If you support rich text notes, sanitize them in the app layer before they ever reach the workflow.

Don’t forget stored XSS

The nastiest n8n-related XSS bugs are often stored XSS:

  1. Attacker submits payload through a webhook
  2. Workflow stores it in Airtable, Notion, Postgres, or a CRM
  3. Internal admin page later displays it
  4. Admin session gets popped

That is why “internal only” is not a defense. Internal tools are prime XSS targets because they often have privileged sessions and weaker frontend hygiene.

Add CSP where browsers render workflow output

Content Security Policy will not fix unsafe HTML rendering, but it can reduce blast radius when something slips through. If your n8n workflow feeds a custom web app or webhook response rendered in a browser, deploy CSP there.

A decent starting point:

Content-Security-Policy:
  default-src 'self';
  script-src 'self';
  object-src 'none';
  base-uri 'self';
  frame-ancestors 'none';

If you need help designing a stricter policy, the implementation guidance at https://csp-guide.com is useful. For platform-specific behavior, check official docs for your server or framework.

Practical rules I use for n8n

  1. Treat every field from a webhook, API, chat app, or database as untrusted.
  2. If content should be text, HTML-encode it before building HTML.
  3. If content should allow markup, sanitize it with a real sanitizer outside n8n.
  4. Never assume JSON output is safe once a frontend touches it.
  5. Avoid building HTML in workflows unless you have to.
  6. Use textContent, not innerHTML, in consuming frontends.
  7. Add CSP on any browser-facing app that renders workflow data.
  8. Review stored data paths, not just immediate responses.
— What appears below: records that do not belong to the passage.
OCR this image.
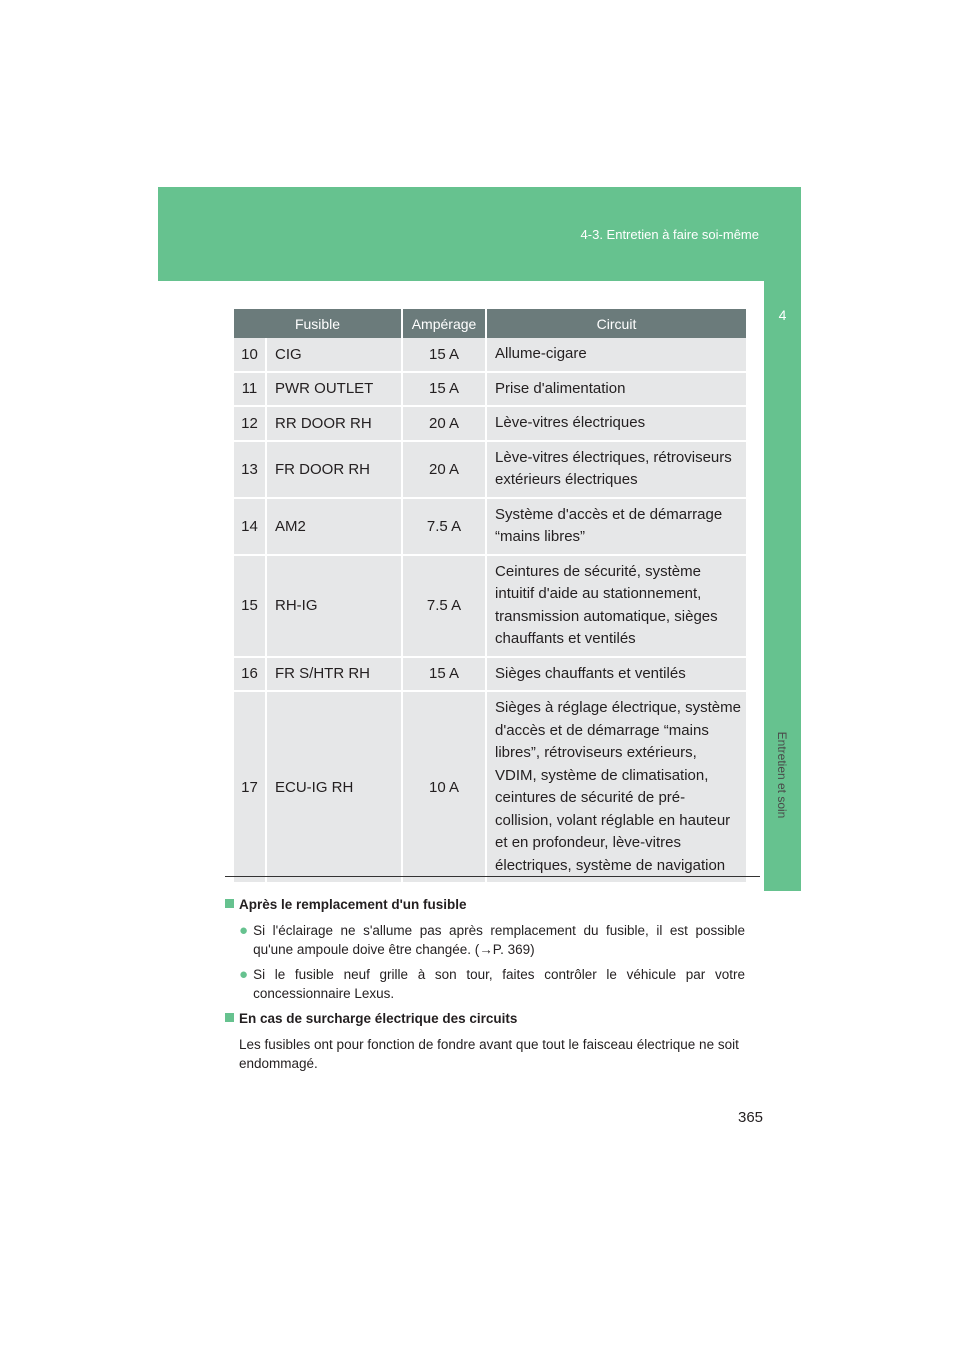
4-3. Entretien à faire soi-même
4
Entretien et soin
Fusible		Ampérage	Circuit
10	CIG	15 A	Allume-cigare
11	PWR OUTLET	15 A	Prise d'alimentation
12	RR DOOR RH	20 A	Lève-vitres électriques
13	FR DOOR RH	20 A	Lève-vitres électriques, rétroviseurs extérieurs électriques
14	AM2	7.5 A	Système d'accès et de démarrage “mains libres”
15	RH-IG	7.5 A	Ceintures de sécurité, système intuitif d'aide au stationnement, transmission automatique, sièges chauffants et ventilés
16	FR S/HTR RH	15 A	Sièges chauffants et ventilés
17	ECU-IG RH	10 A	Sièges à réglage électrique, système d'accès et de démarrage “mains libres”, rétroviseurs extérieurs, VDIM, système de climatisation, ceintures de sécurité de pré-collision, volant réglable en hauteur et en profondeur, lève-vitres électriques, système de navigation
Après le remplacement d'un fusible
● Si l'éclairage ne s'allume pas après remplacement du fusible, il est possible qu'une ampoule doive être changée. (→P. 369)
● Si le fusible neuf grille à son tour, faites contrôler le véhicule par votre concessionnaire Lexus.
En cas de surcharge électrique des circuits
Les fusibles ont pour fonction de fondre avant que tout le faisceau électrique ne soit endommagé.
365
A safer pattern for n8n architecture

The clean setup looks like this:

  • n8n collects and transforms raw data
  • n8n stores raw input and maybe a plain-text version
  • your application layer sanitizes or encodes based on render context
  • frontend uses safe DOM APIs
  • CSP backs up the browser side

That split keeps the workflow simple and puts rendering security where it belongs.

n8n is not uniquely bad here. It just makes data move fast, and fast-moving untrusted data becomes XSS fast too. If your workflow ever turns user input into HTML, email markup, or browser-rendered responses, assume an attacker will test it. Build the escaping and sanitization now, before they do.